Baisse des taux de la Fed : pas si vite... Jerome Powell résiste à Trump

Baisse des taux de la Fed : pas si vite... Jerome Powell résiste à Trump
Donald Trump et le président de la Fed Jerome Powell à Washington.

Boursier.com, publié le mardi 25 juin 2019 à 20h58

Alors que les marchés financiers anticipent une baisse d'un quart à un demi-point du taux des "fed funds" le 31 juillet prochain, les dirigeants de la Fed ne semblent pas si pressés d'agir... Même si la banque centrale a américaine a signalé la semaine dernière qu'elle se tenait prête à baisser ses taux si la conjoncture se dégradait, elle ne semble pas décidée à aller aussi loin que les marchés financiers l'espèrent, ni à céder aux pressions politiques de Donald Trump.

Le président de la Fed, Jerome Powell, a ainsi réaffirmé fermement mardi l'indépendance de la banque centrale américaine, systématiquement mise à mal par Donald Trump, qui réclame des baisses de taux directeurs et accuse la Fed de freiner l'économie américaine. Le président américain a encore taclé lundi la Fed, en estimant qu'elle ne "sait pas ce qu'elle fait" et se comporte comme un "enfant borné".

S'exprimant à New York à l'invitation du Conseil des affaires étrangères, un "think tank" non partisan, Jerome Powell a répondu mardi que dans la loi américaine, "la Fed est à l'abri des pressions politiques de court terme, ce que nous appelons couramment notre 'indépendance'".

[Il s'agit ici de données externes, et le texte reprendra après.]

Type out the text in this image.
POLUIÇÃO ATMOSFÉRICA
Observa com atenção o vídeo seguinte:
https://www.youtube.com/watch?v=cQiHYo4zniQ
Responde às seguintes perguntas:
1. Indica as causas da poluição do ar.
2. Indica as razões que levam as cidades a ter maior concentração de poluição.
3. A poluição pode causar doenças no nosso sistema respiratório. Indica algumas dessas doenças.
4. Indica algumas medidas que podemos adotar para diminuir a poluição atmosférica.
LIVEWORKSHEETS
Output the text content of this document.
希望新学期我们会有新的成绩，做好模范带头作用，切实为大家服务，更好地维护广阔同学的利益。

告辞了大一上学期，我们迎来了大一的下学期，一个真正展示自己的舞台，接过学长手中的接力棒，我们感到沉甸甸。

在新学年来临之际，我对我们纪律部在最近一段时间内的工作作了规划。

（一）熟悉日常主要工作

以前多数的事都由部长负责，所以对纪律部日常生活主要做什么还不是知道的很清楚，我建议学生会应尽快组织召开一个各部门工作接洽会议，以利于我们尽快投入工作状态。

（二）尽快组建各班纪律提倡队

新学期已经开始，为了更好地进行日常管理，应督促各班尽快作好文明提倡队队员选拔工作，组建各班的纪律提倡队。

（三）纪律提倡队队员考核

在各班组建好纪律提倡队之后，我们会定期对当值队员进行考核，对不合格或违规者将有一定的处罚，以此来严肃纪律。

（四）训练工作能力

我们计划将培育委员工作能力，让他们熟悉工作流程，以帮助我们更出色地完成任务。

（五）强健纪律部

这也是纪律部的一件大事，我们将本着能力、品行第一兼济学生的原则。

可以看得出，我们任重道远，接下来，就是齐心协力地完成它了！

Ne pas "réagir de façon excessive" à des facteurs de court terme

"Le Congrès a garanti cette protection à la Fed, car il a vu quels dégâts peuvent souvent survenir lorsque la politique monétaire se plie à des intérêts politiques de court terme", a déclaré le patron de la Fed, ajoutant que "les banques centrales des grandes démocratie du monde bénéficient d'une indépendance similaire". Mercredi dernier, le patron de la Fed s'était déjà dit déterminé à terminer son mandat de 4 ans, malgré les attaques de Trump.

Au sujet des taux directeurs, le patron de la Fed a estimé que si les arguments en faveur d'une politique un peu plus accommodante "se sont renforcés", la politique monétaire de la Fed "ne doit pas réagir de façon excessive à une statistique particulière ou à une variation à court terme du sentiment. Agir ainsi risquerait d'ajouter encore plus d'incertitude aux perspectives", a-t-il ajouté, donnant ainsi le sentiment que la Fed ne se presserait pas de baisser ses taux.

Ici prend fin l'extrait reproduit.